Следом на сцену выскочил Сайрус Кобб – коллега мистера Палмера и художник той же репутации – с криками о том, что «всякий, кто заклеймит эту вещь фальшивкой, распишется в собственной глупости». Если ранее аудитория была настроена на цивилизованную дискуссию и у нее были к тому основания, то теперь она получила желчный обмен остро отточенными оскорблениями.
Вскоре оживленная беседа была прервана, ибо один из присутствующих, заплативший, как и прочие, сумму десять долларов за привилегию стоять плечом к плечу с собратьями и выслушать сии ученые, однако конфликтующие друг с другом суждения, вдруг запрыгнул на сцену и набросился с кулаками на мистера Палмера. Пока Мудрец из Конкорда с мистером Холмсом спасали подвергшегося нападению скульптора, мистер Кобб дистанцировался от вульгарной сцены, которая быстро переросла в общее волнение, повлекшее за собой спорадические перебранки и потасовки.
Человек, совершивший столь неслыханное нападение на мистера Палмера, был задержан и выведен из зала дежурным офицером полицейского управления города Сиракьюса. На момент написания этой заметки личность хулигана не установлена, хотя поговаривают, будто он близкий родственник Уильяма Ньюэлла из Кардиффа и одновременно ярый приверженец того мнения, что исполин послан нам из времен Книги Бытия для творения чудес.
Не имея достаточных знаний и не в силах понять происходящее, за неразберихой наблюдал сам Кардиффский исполин; располагался он на подобающей возвышенности в танцевальном зале отеля «Йейтс», где и пробудет до конца этого года. В следующем году исполина перевезут в Нью-Йорк для публичного показа – точное место объявят дополнительно.

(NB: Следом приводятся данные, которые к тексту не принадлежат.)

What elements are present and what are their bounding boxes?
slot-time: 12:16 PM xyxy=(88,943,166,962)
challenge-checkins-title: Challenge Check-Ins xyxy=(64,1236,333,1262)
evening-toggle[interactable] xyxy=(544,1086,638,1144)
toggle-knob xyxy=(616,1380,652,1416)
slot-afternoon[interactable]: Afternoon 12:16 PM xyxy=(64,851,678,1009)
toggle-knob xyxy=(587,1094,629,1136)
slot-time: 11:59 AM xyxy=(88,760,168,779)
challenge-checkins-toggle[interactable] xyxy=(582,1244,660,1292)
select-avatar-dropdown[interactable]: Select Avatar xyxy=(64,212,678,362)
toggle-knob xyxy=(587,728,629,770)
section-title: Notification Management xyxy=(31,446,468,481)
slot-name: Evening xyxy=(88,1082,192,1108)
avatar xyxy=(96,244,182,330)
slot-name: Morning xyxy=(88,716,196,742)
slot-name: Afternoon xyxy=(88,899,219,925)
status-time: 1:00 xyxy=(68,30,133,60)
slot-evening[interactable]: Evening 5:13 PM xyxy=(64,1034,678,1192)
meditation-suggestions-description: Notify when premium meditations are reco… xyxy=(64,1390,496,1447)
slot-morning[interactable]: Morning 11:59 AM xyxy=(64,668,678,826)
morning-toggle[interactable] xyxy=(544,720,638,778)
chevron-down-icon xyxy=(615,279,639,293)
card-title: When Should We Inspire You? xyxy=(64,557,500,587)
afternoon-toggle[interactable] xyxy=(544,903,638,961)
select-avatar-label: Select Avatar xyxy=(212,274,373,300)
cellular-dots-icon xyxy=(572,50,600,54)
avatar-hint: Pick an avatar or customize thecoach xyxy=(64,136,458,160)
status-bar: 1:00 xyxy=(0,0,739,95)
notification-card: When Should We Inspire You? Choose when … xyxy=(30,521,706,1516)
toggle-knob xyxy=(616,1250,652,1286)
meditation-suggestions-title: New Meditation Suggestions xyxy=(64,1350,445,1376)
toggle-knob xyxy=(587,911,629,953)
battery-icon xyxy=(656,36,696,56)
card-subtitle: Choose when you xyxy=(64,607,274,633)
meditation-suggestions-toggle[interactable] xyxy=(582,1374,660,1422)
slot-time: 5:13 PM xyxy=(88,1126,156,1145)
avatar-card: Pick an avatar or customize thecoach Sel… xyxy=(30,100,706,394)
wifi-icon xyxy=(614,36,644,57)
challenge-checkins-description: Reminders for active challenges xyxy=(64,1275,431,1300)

Вопрос «человек, статуя или подделка», таким образом, остался неразрешенным, хотя большинство присутствовавших при «часе решения» с очевидностью отдало свои симпатии мистеру Эмерсону и его пылкой декларации, признавшей объект безусловно древним ископаемым, в присутствии которого отчетливо ощущается «необъятность человека».
Многие в зале потребовали вернуть им уплаченные деньги, коль скоро торжественный вечер оказался прерван столь внезапно. Но хотя представители «Иллюстрированного журнала» и принесли свои самые искренние извинения, деньги за билеты возвращены не были. Вот что сказал фермер Ньюэлл, отвергая требования компенсации: «Когда платишь деньги, всегда рискуешь. Они пришли посмотреть на моего исполина, они пришли послушать гениев по два с полтиной за каждого, а вдобавок полюбовались на хорошую драку. По-моему, это честная цена».
– Проследите, чтобы Рак у себя в Чикаго получил этот выпуск, – сказал Зипмайстер копировальщику. – И скажите нашему внештатнику в Сиракьюсе – как там его зовут? – пусть разузнает все что можно об этом ненормальном, который набросился на Палмера. Поставьте заголовок «ИЗБИЕНИЕ В СОЛЕНОМ ГОРОДЕ. НЕИЗВЕСТНЫЙ ВСТАЕТ НА ЗАЩИТУ ДОБРОГО ИМЕНИ ГОЛИАФА». Третья полоса, сверху. Найдите художника, знающего, как выглядят эти светила, и сделайте мне карикатуру на тему драки, сам исполин пусть сидит и наблюдает за бардаком. У забияки, который поколотил Палмера, вместо лица оставьте белое пятно.
– Голову завязать? – спросил копировальщик.
– Чем завязать, какую голову?
– Каменную. Они же у него кусок мозгов забрали.
– Молодец, – сказал Зипмайстер. – Голову перевязать. Обязательно. И тени разбросайте, как пятна крови.
Кардифф, Нью-Йорк, 7 декабря 1869 года
Джордж Халл пил ромашковый чай, Берта Ньюэлл смотрела в свое любимое окно. Снег припорошил поля, а Медвежья гора теперь сверкала и белела.